Intel will keep using 14nm for many years to come. If you don't understand it, at least stop writing these boring posts under every "Intel 14nm news".
A typical example - from a honorable gentlemen and a senior member:Yes, I'm sure. But what's the point?
They're doing another generation. Slightly better performance. Some fixes. Some new features. What's wrong with that?
It doesn't tickle your "enthusiastic needs" - I understand that. But processors are running our civilization. We need a lot of them. Some will not be "fast" nor "interesting". They just have to do their job.
Would you dare someone without a PhD in CS to pick between an i5-1035G7 and an i7-10510U?

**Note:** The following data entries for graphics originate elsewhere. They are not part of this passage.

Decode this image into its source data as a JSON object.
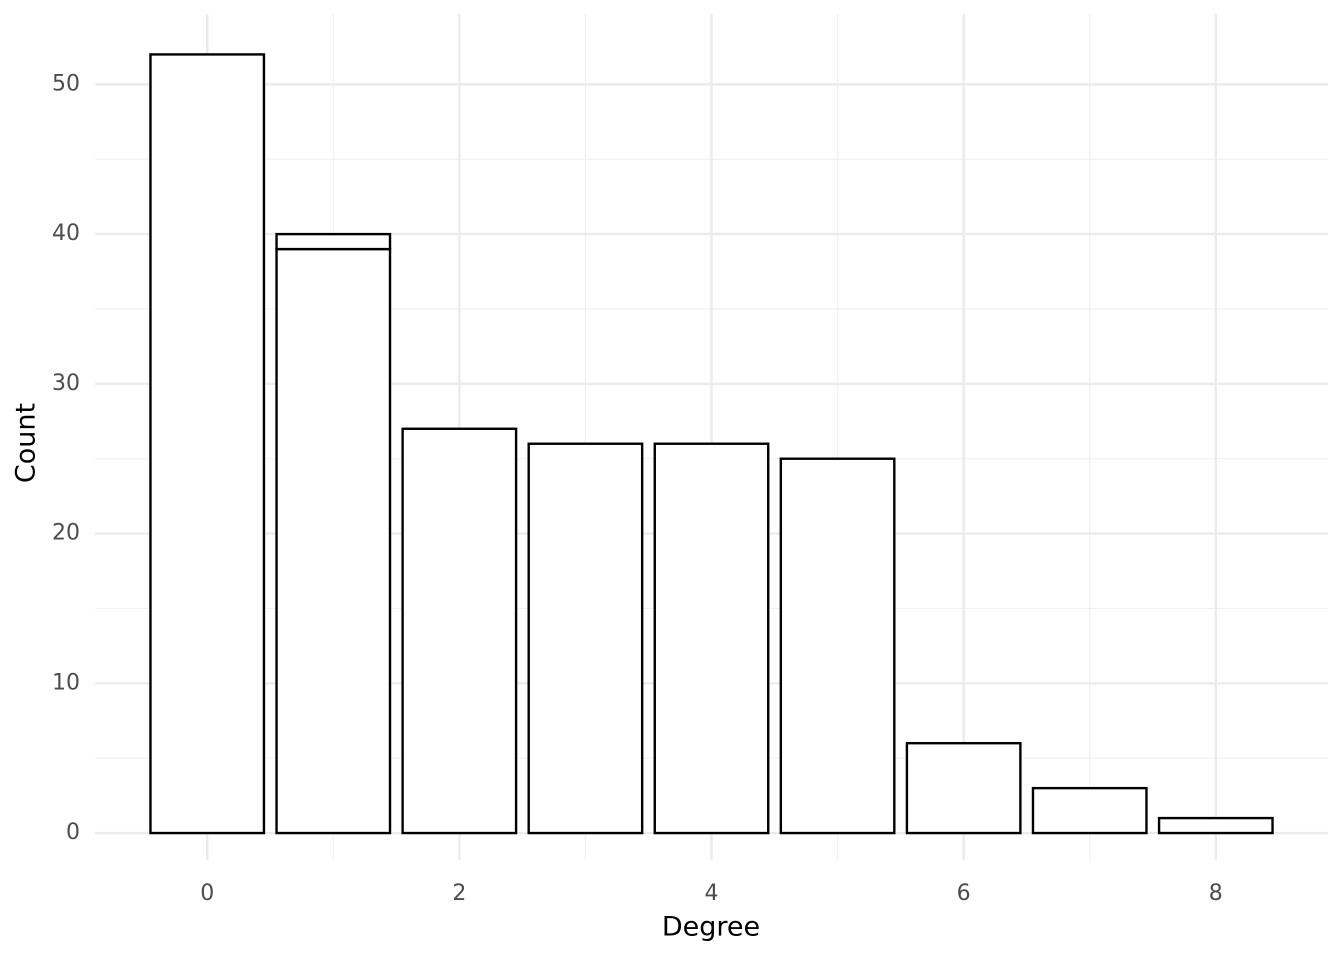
{
  "chart_data": {
    "type": "bar",
    "x": [
      0,
      1,
      2,
      3,
      4,
      5,
      6,
      7,
      8
    ],
    "series": [
      {
        "color": "#ffffff",
        "values": [
          52,
          39,
          27,
          26,
          26,
          25,
          6,
          3,
          1
        ]
      },
      {
        "color": "#ffffff",
        "values": [
          null,
          1,
          null,
          null,
          null,
          null,
          null,
          null,
          null
        ]
      }
    ],
    "edge_color": "#000000",
    "x_label": "Degree",
    "y_label": "Count",
    "xlim": [
      -0.89,
      8.89
    ],
    "xticks": [
      0,
      2,
      4,
      6,
      8
    ],
    "xticks_minor": [
      1,
      3,
      5,
      7
    ],
    "ylim": [
      -1.8,
      54.7
    ],
    "yticks": [
      0,
      10,
      20,
      30,
      40,
      50
    ],
    "yticks_minor": [
      5,
      15,
      25,
      35,
      45
    ],
    "grid": true
  }
}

As i said earlier, some very few "specialized" 10nm parts will happen, but very trimmed, pruned how you may call it, so the announced and still announced parts get shipped, to get not sued.
I could bet that intel has started to change some 10nm DUV facilities to 7nm EUV.
It sounded like intel will build ponte vecchio in 7nm completely on its own, but i´m not sure.
If they go all-in with gpus they need more building capacity, because the gpus and cpus won´t use the same process, thats obvious now.
Struggling with their 14nm supply tells that actually a big margin of potencially active facilities do nothing, but costing money by multiple time beeing rebuild for new (failed 10nm) processes.
Eventually the 10nm products will be available only a few days from one single facility-run and then the facility gets converted to some 7nm process, likely EUV.
10nm desktop SKU simply won't live up to the expectation, if it compared to the well polished 14nm++++++++ (like Vista was to XP)
It's not great. I never looked forward with much excitement for anything Intel related in the last few years and this only deepens my discontent with them.
As @Patriot already said: Computer Science isn't concerned with chip design, since computers are not devices made of semiconductor chips. Computer is an abstract machine that can perform a sequence of instructions (called "a program"). :)
Whether you like it or not if you've been a CS student you will have been exposed to how does the hardware function. There is no such thing as a pure software engineer, you have to know hardware too (to varying levels). Unless we're talking about people making websites and such but I wouldn't call those engineers and they are also not likely to have a PhD in CS.
The only people that are technically not required to know anything hardware wise would be those that dwell in into the theoretical side of things, however, those wouldn't really be engineers and more like mathematicians and they probably do have a PhD in CS, ironically. Still, the presumption that they'd all be clueless is nothing short of being arrogant or ignorant or both.